Spoiler Alert: These essays are ideally to be read after viewing the respective films.

Tuesday, December 4, 2018

Rosemary’s Baby

The film narrative centers on Satan impregnating Rosemary, a married woman in New York City. According to Roman Polanski, the film’s director, the decisive point is actually that neither Rosemary in the film nor the film’s viewers can know whether it was the devil who impregnated her. Beyond the more matter of being able to distinguish a psychosis from a more “objective” or external religious event, the importance of the supernatural to religion is also, albeit subtly, in play, according to Polanski.


“Nothing supernatural is in the film,” Polanski says in an interview that comes with the DVD, so the intrusion of religion into Rosemary’s pregnancy could all be in Rosemary’s head.
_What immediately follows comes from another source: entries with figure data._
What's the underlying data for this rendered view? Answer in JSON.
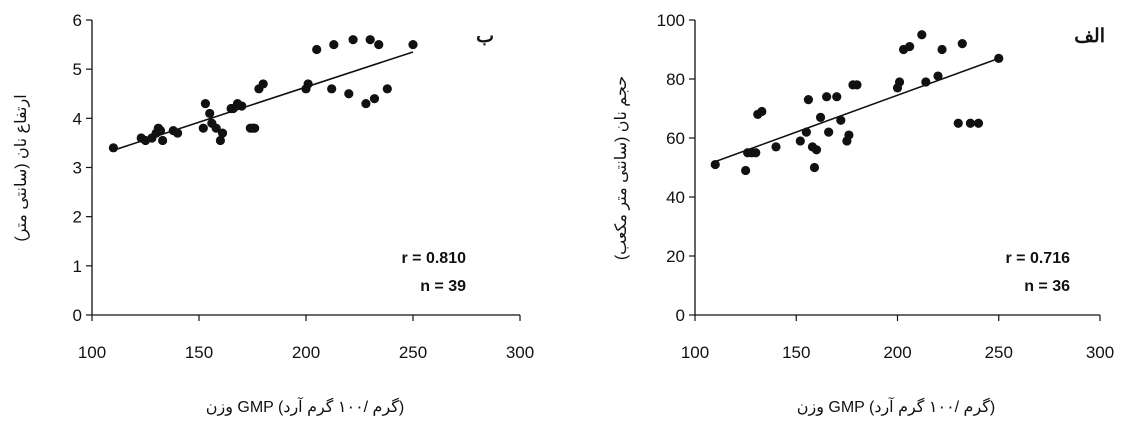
{
  "chart_data": [
    {
      "type": "scatter",
      "panel_label": "ب",
      "xlabel": "وزن GMP  (گرم /۱۰۰ گرم آرد)",
      "ylabel": "ارتفاع نان (سانتی متر)",
      "xlim": [
        100,
        300
      ],
      "ylim": [
        0,
        6
      ],
      "xticks": [
        100,
        150,
        200,
        250,
        300
      ],
      "yticks": [
        0,
        1,
        2,
        3,
        4,
        5,
        6
      ],
      "r_text": "r = 0.810",
      "n_text": "n = 39",
      "grid": false,
      "series": [
        {
          "x": [
            110,
            123,
            125,
            128,
            130,
            131,
            132,
            133,
            138,
            140,
            152,
            153,
            155,
            156,
            158,
            160,
            161,
            165,
            166,
            168,
            170,
            174,
            175,
            176,
            178,
            180,
            200,
            201,
            205,
            212,
            213,
            220,
            222,
            228,
            230,
            232,
            234,
            238,
            250
          ],
          "y": [
            3.4,
            3.6,
            3.55,
            3.6,
            3.7,
            3.8,
            3.75,
            3.55,
            3.75,
            3.7,
            3.8,
            4.3,
            4.1,
            3.9,
            3.8,
            3.55,
            3.7,
            4.2,
            4.2,
            4.3,
            4.25,
            3.8,
            3.8,
            3.8,
            4.6,
            4.7,
            4.6,
            4.7,
            5.4,
            4.6,
            5.5,
            4.5,
            5.6,
            4.3,
            5.6,
            4.4,
            5.5,
            4.6,
            5.5
          ]
        }
      ],
      "fit_line": {
        "x": [
          110,
          250
        ],
        "y": [
          3.35,
          5.35
        ]
      }
    },
    {
      "type": "scatter",
      "panel_label": "الف",
      "xlabel": "وزن GMP  (گرم /۱۰۰ گرم آرد)",
      "ylabel": "حجم نان (سانتی متر مکعب)",
      "xlim": [
        100,
        300
      ],
      "ylim": [
        0,
        100
      ],
      "xticks": [
        100,
        150,
        200,
        250,
        300
      ],
      "yticks": [
        0,
        20,
        40,
        60,
        80,
        100
      ],
      "r_text": "r = 0.716",
      "n_text": "n = 36",
      "grid": false,
      "series": [
        {
          "x": [
            110,
            125,
            126,
            128,
            130,
            131,
            133,
            140,
            152,
            155,
            156,
            158,
            159,
            160,
            162,
            165,
            166,
            170,
            172,
            175,
            176,
            178,
            180,
            200,
            201,
            203,
            206,
            212,
            214,
            220,
            222,
            230,
            232,
            236,
            240,
            250
          ],
          "y": [
            51,
            49,
            55,
            55,
            55,
            68,
            69,
            57,
            59,
            62,
            73,
            57,
            50,
            56,
            67,
            74,
            62,
            74,
            66,
            59,
            61,
            78,
            78,
            77,
            79,
            90,
            91,
            95,
            79,
            81,
            90,
            65,
            92,
            65,
            65,
            87
          ]
        }
      ],
      "fit_line": {
        "x": [
          110,
          250
        ],
        "y": [
          52,
          87
        ]
      }
    }
  ]
}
Given the paranoia “over the safety of her unborn child [that] begins to control her life,” Rosemary may unjustifiably fear that the Satanic couple in the next apartment hosts a coven that plans on sacrifice her baby; Rosemary may hallucinate the devil’s face during the sex scene and the devil’s likeness in her baby after his birth. As for the first hallucination, however, Rosemary does not eat much of the drugged chocolate dessert furnished by Minnie Castevet from next door. Whereas the sequence through the boat scene looks hallucinatory, the fact that Roman Castevet’s painting red lines on Rosemary’s naked chest and abs as she lies on a bed is in the same scene as the sex, which crucially includes a camera shot of part of the devil’s body—a shot not from Rosemary’s point of view—followed by a very brief shot of the devil’s face from Rosemary’s point of view, the supernatural presence of the devil is indeed in the film. A dream or hallucinatory sequence in life as in a film does not maintain a “scene” for long, yet the one of the painting and intercourse is sustained long enough not to be dreamlike. So I cannot agree with Polanski’s claim that nothing supernatural is in the film. He later admitted to being an agnostic, yet he did not keep to his personal beliefs in the making of the film—which is a good thing.
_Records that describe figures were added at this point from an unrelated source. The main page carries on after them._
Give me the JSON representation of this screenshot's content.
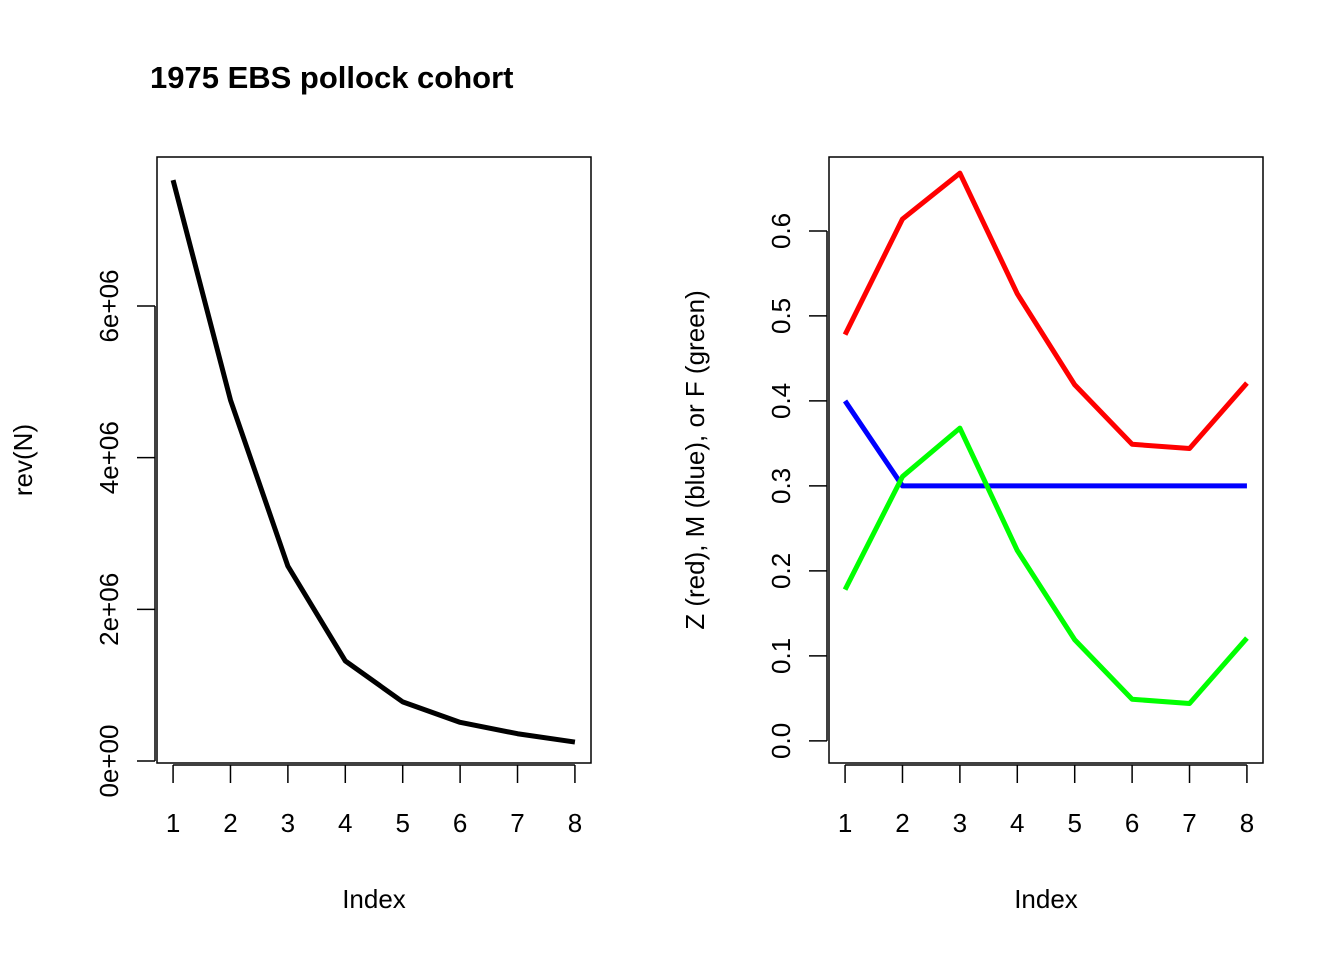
{
  "chart_data": [
    {
      "type": "line",
      "title": "1975 EBS pollock cohort",
      "x_label": "Index",
      "y_label": "rev(N)",
      "x": [
        1,
        2,
        3,
        4,
        5,
        6,
        7,
        8
      ],
      "series": [
        {
          "color": "#000000",
          "values": [
            7660000,
            4760000,
            2570000,
            1320000,
            780000,
            510000,
            360000,
            250000
          ]
        }
      ],
      "xlim": [
        0.72,
        8.28
      ],
      "xticks": [
        1,
        2,
        3,
        4,
        5,
        6,
        7,
        8
      ],
      "ylim": [
        -26000,
        7965000
      ],
      "yticks": [
        {
          "value": 0,
          "label": "0e+00"
        },
        {
          "value": 2000000,
          "label": "2e+06"
        },
        {
          "value": 4000000,
          "label": "4e+06"
        },
        {
          "value": 6000000,
          "label": "6e+06"
        }
      ]
    },
    {
      "type": "line",
      "x_label": "Index",
      "y_label": "Z (red), M (blue), or F (green)",
      "x": [
        1,
        2,
        3,
        4,
        5,
        6,
        7,
        8
      ],
      "series": [
        {
          "color": "#ff0000",
          "values": [
            0.478,
            0.614,
            0.668,
            0.526,
            0.419,
            0.349,
            0.344,
            0.421
          ]
        },
        {
          "color": "#0000ff",
          "values": [
            0.4,
            0.3,
            0.3,
            0.3,
            0.3,
            0.3,
            0.3,
            0.3
          ]
        },
        {
          "color": "#00ff00",
          "values": [
            0.178,
            0.311,
            0.368,
            0.224,
            0.119,
            0.049,
            0.044,
            0.121
          ]
        }
      ],
      "xlim": [
        0.72,
        8.28
      ],
      "xticks": [
        1,
        2,
        3,
        4,
        5,
        6,
        7,
        8
      ],
      "ylim": [
        -0.026,
        0.687
      ],
      "yticks": [
        {
          "value": 0,
          "label": "0.0"
        },
        0.1,
        0.2,
        0.3,
        0.4,
        0.5,
        0.6
      ]
    }
  ]
}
Only one very brief look at the devil having intercourse and another such glimpse of the baby’s face struck me most in my first viewing of the film. Genius! I thought, as the viewers would only get a glimpse of the central character—and one that is distinctively religious. By showing us less, in other words, Polanski actually raised the significance of the supernatural to religion. This raises the question of whether the supernatural really is so important in the phenomenology of religion. Perhaps supernatural additives have been placed in religions to gain adherents. In Christianity, perhaps it is easier for people to focus on an image of the resurrected Jesus than the invisible Kingdom of God, even though Jesus in the Gospels claims he came to preach the mysteries (i.e., what is hidden) of his Father’s Kingdom. It is easier to call the prince of peace the king in that Kingdom, with not much attention going either to the invisible Father or the Kingdom. In his book, The History of Natural Religion, David Hume argues that the human brain has an innate tendency to posit human characteristics on inanimate objects (and animals). As we do so in a given religion, it becomes overladen, human all too human, such that the original divine simplicity is covered. The human mind has trouble holding onto such divine purity as Plotinus’s the One; it is much easier for us to envision the supernatural. That which catches our eyes is irresistible even to an agnostic director, as well as to the viewers. We crave even just a glimpse of Satan in the film, and the provision of just a glimpse actually validates how important the supernatural is not only in the film, but, moreover, in religion itself. But is the supernatural in religion itself, or do we humans bring the supernatural images to religion?